- Directed by: Masato Harada
- Written by: Will Aitken Masato Harada
- Based on: The Amateurs by David Halberstam
- Produced by: Claude Gagnon Yuri Yoshimura-Gagnon
- Starring: Colin Ferguson Leslie Hope Peter Murnik James Hyndman
- Cinematography: Sylvain Brault
- Edited by: Jean-Guy Montpetit
- Music by: Masahiro Kawasaki
- Release date: September 7, 1996;
- Running time: 116 minutes
- Countries: Canada Japan
- Language: English

= Rowing Through =

Rowing Through is a Canadian-Japanese co-produced drama film, directed by Masato Harada and released in 1996. Based on David Halberstam's book The Amateurs, the film centres on American sculler Tiff Wood as he tries to qualify for the 1984 Summer Olympics.

The film stars Colin Ferguson as Wood, Leslie Hope as Kate Bordeleau, Peter Murnik as John Biglow and James Hyndman as Polar Bear Nelson, as well as Helen Shaver, Kenneth Welsh, Christopher Heyerdahl, Kris Holden-Ried and Ellen David.

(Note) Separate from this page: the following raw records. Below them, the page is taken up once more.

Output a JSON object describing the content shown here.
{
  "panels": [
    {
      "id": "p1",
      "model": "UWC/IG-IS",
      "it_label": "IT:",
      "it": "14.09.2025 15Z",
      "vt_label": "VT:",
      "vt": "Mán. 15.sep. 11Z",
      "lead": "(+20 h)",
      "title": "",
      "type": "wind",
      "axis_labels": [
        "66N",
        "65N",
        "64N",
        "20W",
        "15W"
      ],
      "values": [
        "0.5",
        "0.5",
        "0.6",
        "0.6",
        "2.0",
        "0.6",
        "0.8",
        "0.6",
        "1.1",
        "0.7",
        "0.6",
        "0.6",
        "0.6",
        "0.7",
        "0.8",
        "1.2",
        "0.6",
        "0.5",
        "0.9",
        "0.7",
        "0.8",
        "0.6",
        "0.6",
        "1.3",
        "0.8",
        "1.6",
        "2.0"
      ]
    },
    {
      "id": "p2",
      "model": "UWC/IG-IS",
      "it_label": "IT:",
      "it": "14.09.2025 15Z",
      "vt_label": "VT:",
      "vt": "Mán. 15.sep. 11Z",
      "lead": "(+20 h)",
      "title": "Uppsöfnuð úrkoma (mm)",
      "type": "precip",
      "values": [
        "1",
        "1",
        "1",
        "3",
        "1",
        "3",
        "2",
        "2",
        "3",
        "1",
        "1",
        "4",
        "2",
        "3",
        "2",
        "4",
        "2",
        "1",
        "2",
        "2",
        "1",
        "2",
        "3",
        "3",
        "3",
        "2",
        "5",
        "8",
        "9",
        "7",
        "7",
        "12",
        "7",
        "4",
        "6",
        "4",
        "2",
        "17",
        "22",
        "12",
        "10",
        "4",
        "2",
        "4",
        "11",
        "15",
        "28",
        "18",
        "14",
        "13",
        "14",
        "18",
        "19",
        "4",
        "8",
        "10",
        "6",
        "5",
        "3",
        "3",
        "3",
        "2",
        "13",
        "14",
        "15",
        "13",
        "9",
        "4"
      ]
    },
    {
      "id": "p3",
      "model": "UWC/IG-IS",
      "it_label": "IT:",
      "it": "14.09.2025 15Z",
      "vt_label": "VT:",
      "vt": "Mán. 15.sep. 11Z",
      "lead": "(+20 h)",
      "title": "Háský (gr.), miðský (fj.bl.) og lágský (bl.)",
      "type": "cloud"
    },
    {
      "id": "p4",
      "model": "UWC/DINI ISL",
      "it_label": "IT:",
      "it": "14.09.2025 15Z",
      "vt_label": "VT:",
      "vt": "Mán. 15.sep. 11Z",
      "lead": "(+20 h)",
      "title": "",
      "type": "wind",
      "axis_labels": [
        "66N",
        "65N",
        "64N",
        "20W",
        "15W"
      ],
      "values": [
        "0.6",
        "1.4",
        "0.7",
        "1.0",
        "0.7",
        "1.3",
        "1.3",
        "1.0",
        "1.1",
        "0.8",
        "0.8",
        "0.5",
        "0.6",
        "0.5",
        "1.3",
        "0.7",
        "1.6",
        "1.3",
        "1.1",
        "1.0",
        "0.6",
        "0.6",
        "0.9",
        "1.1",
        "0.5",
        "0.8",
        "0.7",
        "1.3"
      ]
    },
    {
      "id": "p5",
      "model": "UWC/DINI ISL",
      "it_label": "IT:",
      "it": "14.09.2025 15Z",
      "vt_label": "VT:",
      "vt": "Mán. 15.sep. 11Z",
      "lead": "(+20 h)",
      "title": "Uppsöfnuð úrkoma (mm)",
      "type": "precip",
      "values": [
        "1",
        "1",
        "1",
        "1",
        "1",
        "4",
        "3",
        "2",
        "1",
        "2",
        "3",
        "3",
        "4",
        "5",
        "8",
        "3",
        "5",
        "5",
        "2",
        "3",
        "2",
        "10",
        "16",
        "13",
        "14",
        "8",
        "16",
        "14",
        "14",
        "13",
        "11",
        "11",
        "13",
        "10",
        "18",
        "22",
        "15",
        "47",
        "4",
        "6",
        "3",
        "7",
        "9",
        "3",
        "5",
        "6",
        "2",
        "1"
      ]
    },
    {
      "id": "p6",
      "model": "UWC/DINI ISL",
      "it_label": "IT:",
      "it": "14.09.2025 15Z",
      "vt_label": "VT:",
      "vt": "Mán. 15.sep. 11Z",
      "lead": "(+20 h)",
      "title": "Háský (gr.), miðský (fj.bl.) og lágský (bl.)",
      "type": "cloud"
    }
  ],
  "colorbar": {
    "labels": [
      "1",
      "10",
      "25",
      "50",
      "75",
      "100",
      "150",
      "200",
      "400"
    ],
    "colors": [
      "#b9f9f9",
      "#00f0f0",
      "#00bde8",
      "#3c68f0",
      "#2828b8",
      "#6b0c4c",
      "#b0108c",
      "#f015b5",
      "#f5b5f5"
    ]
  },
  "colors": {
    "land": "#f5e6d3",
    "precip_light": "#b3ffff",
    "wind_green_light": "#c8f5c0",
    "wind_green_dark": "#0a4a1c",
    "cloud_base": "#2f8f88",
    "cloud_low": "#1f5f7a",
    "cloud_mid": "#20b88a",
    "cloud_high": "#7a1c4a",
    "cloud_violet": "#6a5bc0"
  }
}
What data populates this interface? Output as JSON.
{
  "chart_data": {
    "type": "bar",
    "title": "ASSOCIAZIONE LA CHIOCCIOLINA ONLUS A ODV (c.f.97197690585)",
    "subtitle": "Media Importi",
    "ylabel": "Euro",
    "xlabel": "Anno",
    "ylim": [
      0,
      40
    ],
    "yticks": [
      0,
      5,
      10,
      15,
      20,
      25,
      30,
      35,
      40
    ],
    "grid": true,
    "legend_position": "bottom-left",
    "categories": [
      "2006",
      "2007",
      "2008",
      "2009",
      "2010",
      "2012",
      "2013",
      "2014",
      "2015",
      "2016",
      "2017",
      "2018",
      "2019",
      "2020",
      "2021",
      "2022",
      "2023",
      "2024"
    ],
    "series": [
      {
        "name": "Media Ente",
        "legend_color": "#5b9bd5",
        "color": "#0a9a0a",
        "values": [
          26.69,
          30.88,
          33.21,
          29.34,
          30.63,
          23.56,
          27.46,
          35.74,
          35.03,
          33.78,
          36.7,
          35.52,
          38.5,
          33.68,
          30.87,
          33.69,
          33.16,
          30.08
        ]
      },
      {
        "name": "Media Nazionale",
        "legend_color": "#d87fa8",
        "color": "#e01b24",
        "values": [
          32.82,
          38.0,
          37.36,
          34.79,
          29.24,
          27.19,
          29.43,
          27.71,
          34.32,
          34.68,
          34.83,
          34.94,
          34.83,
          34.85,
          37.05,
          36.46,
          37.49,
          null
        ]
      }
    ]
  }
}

The film received two Genie Award nominations at the 17th Genie Awards in 1996, for Best Supporting Actor (Hyndman) and Best Cinematography (Sylvain Brault).

==Cast==
- Colin Ferguson as Tiff Wood
- Leslie Hope as Kate Bordeleau
  - Lisa Kalaschnick as Young Kate Bordeleau
- Peter Murnik as John Biglow
- James Hyndman as "Polar Bear" Nelson
- Michiko Hada as Taki
- Chris Jacobs as Joe Bouscaren (credited as Christopher Jacobs)
- Helen Shaver as "Slim"
- Kenneth Welsh as Harry Parker
- Claude Genest as Al Shealy
- Andrew Tarbet as Greg Stone
- Christopher Heyerdahl as Paul Enquist
- Kris Holden-Ried as Kurt Cruise (credited as Kristen Holden-Ried)
- Rita Gam as Iris Biglow
- Ellen David as Alexandra
- Richard Jutras as Adam
- Derek Johnston as Danny
- Jeremy Hill as Stan
- Daniel Skorzewski as Gammet
- Nick Baillie as Polar Bear's Partner
- Andrew Tees as Paul's Partner

==Home media==
The film was released on DVD on June 19, 2001 by Vanguard Cinema.